The issue surfaced during a hearing before the Energy and Commerce Health Subcommittee focused on affordability. Five insurance CEOs testified. The tone sharpened fast.
Rep. Buddy Carter, a Republican from Georgia, zeroed in on compensation at CVS Health. He asked CEO David Joyner why the company spent $41 mn paying Joyner and another executive in 2024.
Carter said the amount could cover premiums for thousands of families. He asked how such pay squares with patients squeezed by rising premiums.
Joyner pushed back. He said the figure cited did not reflect his personal compensation. Joyner said he earned $17 mn last year, with $1.1 mn as base salary.
The remainder came through long-term incentives tied to performance.
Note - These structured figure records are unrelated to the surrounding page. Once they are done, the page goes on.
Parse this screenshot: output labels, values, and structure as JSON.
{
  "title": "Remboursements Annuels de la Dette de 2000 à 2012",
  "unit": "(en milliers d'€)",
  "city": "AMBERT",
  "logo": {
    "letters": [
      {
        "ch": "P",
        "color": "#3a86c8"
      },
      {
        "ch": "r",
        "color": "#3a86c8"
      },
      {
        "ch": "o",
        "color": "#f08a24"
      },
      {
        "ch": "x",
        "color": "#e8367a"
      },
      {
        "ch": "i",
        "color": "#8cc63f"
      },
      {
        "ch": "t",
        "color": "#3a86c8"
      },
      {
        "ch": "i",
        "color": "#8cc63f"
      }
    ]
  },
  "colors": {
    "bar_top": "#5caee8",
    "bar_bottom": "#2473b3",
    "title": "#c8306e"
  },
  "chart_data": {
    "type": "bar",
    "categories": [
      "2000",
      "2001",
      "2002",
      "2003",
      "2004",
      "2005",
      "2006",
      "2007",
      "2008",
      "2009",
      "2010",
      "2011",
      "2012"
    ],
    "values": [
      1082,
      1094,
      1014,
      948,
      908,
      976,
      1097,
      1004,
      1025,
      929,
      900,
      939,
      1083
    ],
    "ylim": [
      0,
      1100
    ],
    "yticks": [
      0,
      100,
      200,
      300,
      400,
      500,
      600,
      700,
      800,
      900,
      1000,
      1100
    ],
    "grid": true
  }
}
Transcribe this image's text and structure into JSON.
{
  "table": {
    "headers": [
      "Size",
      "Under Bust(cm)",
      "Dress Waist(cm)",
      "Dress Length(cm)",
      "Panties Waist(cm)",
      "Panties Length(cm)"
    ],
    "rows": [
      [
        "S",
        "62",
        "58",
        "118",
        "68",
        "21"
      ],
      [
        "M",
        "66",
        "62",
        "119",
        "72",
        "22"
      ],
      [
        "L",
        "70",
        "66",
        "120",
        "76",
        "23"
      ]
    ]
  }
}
He also said he returned his bonus to a relief fund for CVS Health employees.
Carter didn’t let it slide. He said pharmacists he recently met helped generate the revenue behind Joyner’s pay. The remark landed pointed and personal.
Democrats joined the critique. Rep. Nanette Diaz Barragan of California said executive pay structures rely heavily on stock awards and performance bonuses.
She said those incentives steer attention toward share price and margins rather than patients.
Barragan said her constituents ask why insurance executives earn so much while families stretch every dollar for coverage, only to see claims denied. The contrast, she said, keeps widening.